HAS University of Applied Sciences considers it important to participate in a partnership such as the GPEC. The Protein Transition in Food research group led by Fred van de Velde is one of those involved. “The HAS has been in a strategic relationship with Royal Cosun, among others, for some years. It represents part of a desire of the business community in the Dutch Southwest Delta region to involve higher vocational education students in regional developments,” says Fred van de Velde. “The GPEC offers businesses and students the opportunity to work together on all kinds of projects in vegetable protein sources.”

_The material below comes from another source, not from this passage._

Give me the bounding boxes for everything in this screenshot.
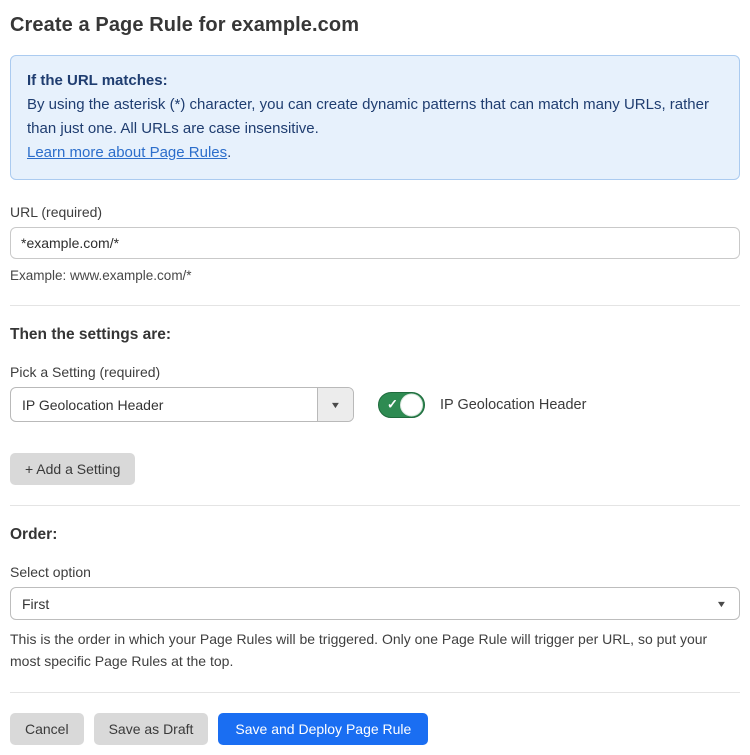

“If we really want the protein transition to advance, it’s essential to develop human capital,” Petra adds. “Educational institutions such as HAS University of Applied Sciences have an important role to play as suppliers of future professionals in the field of cultivating and marketing vegetable proteins. Educational institutions also provide expertise, with which they take practical research to a higher level.”
Charlotte Scheer and Linda van Hooft have been studying the fermentation of vegetable raw materials for a few months.
Fermentation of plant proteins
One example of a project in which students and professionals work together is the graduation research conducted by Charlotte Scheer and Linda van Hooft. These two Food Technology and Food Innovation students have been studying the fermentation of vegetable raw materials over the past few months. On behalf of Royal Cosun, they investigated the use of lactic acid bacteria (LAB) in fermented plant proteins, such as yoghurt-like products, and the positive effects of fermentation on texture, taste, and stability. A new graduation research project will start in the autumn; The Protein Brewery, which will focus on product development. The GPEC is also deployed as a client in one of the third-year minors at HAS University of Applied Sciences.